As a developer of such a general-purpose JSON viewer, I'm very much interested in making use of wildcard MIME types. I imagine this would be a separate issue for the way stream converters get registered internally - the last time I tried to use them like that (legacy addon) I don't think it worked.

Additionally to the manifest declaration, I would like some programmatic method to register interest in handling a MIME type at runtime. This would allow users of my viewer to define their own MIME types, a feature which I already provide.
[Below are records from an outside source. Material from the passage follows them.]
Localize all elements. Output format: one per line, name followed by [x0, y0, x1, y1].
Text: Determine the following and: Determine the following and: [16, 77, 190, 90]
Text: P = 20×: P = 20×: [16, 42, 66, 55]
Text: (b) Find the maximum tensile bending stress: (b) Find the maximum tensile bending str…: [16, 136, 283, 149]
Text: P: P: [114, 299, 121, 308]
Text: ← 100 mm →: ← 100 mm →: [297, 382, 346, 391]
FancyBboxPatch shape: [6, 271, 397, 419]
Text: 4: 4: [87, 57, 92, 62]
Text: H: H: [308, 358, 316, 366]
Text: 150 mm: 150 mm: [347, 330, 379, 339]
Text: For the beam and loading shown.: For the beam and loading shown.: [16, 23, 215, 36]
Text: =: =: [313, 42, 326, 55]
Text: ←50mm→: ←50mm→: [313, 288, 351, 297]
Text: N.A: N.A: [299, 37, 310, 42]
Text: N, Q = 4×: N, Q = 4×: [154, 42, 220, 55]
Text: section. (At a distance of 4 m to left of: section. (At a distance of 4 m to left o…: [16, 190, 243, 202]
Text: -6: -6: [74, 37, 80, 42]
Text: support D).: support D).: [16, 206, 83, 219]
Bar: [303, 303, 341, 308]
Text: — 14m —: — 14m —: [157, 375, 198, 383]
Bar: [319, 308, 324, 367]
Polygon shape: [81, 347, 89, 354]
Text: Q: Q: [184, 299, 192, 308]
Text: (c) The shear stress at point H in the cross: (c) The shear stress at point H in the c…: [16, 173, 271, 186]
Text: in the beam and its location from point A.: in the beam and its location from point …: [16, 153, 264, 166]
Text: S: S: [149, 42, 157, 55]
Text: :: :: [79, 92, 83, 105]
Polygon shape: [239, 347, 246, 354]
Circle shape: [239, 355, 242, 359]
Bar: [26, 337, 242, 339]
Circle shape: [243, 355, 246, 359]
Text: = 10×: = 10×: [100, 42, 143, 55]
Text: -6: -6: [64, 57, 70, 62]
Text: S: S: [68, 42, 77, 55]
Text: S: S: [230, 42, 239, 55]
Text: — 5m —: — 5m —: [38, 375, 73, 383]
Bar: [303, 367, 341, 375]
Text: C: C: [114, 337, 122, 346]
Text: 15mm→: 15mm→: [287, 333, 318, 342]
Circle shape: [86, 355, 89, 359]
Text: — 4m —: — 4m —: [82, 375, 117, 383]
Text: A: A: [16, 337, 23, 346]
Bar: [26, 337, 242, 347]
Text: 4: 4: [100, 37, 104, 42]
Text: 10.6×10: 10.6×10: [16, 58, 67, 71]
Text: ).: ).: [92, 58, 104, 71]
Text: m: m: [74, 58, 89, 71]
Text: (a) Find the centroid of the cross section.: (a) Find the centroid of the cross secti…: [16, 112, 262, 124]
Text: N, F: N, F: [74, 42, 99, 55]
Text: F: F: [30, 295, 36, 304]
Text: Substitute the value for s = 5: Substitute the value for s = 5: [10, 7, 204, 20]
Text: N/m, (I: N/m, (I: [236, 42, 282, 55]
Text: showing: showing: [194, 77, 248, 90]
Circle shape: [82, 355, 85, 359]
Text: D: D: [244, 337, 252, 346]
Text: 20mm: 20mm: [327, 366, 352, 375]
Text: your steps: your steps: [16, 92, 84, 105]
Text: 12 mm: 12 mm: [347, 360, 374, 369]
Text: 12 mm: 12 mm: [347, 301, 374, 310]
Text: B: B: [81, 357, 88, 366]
If this should be a separate bug, so be it - I just thought it was worth mentioning whilst the design was still under discussion.

	Rob Wu [:robwu] Reporter
	Comment 13 • 6 years ago

I was not planning to support wildcards in the list of MIME-types.
If you want to support wildcard MIME types, you could change the Content-Type header at the webRequest.onHeadersReceived event, to a type that your extension handles.

I'm starting with static registration of content handlers. If there is no support for dynamic registration when this bug is resolved, file a new feature request.

	Oriol Brufau [:Oriol]
	Comment 14 • 6 years ago

(In reply to Rob Wu [:robwu] from comment #13)
> I was not planning to support wildcards in the list of MIME-types.
> If you want to support wildcard MIME types, you could change the
> Content-Type header at the webRequest.onHeadersReceived event, to a type
> that your extension handles.

This won't work with file: or data:, though.

	Rob Wu [:robwu] Reporter
	Comment 15 • 6 years ago

I'll defer this work until the next release because it is unlikely for bug 1389628 to be resolved in 64, which is a prerequisite for the new API.

	Rob Wu [:robwu] Reporter
	Comment 16 • 6 years ago

bug 1389628 enabled the feature in Nightly only, so it's not ready for prime time.

I'm dropping the priority of this bug, and added a dependency on bug 1362564, because the latter is desirable for performance. Moreover the implementation of content handling would be different/simpler if that bug were to be resolved.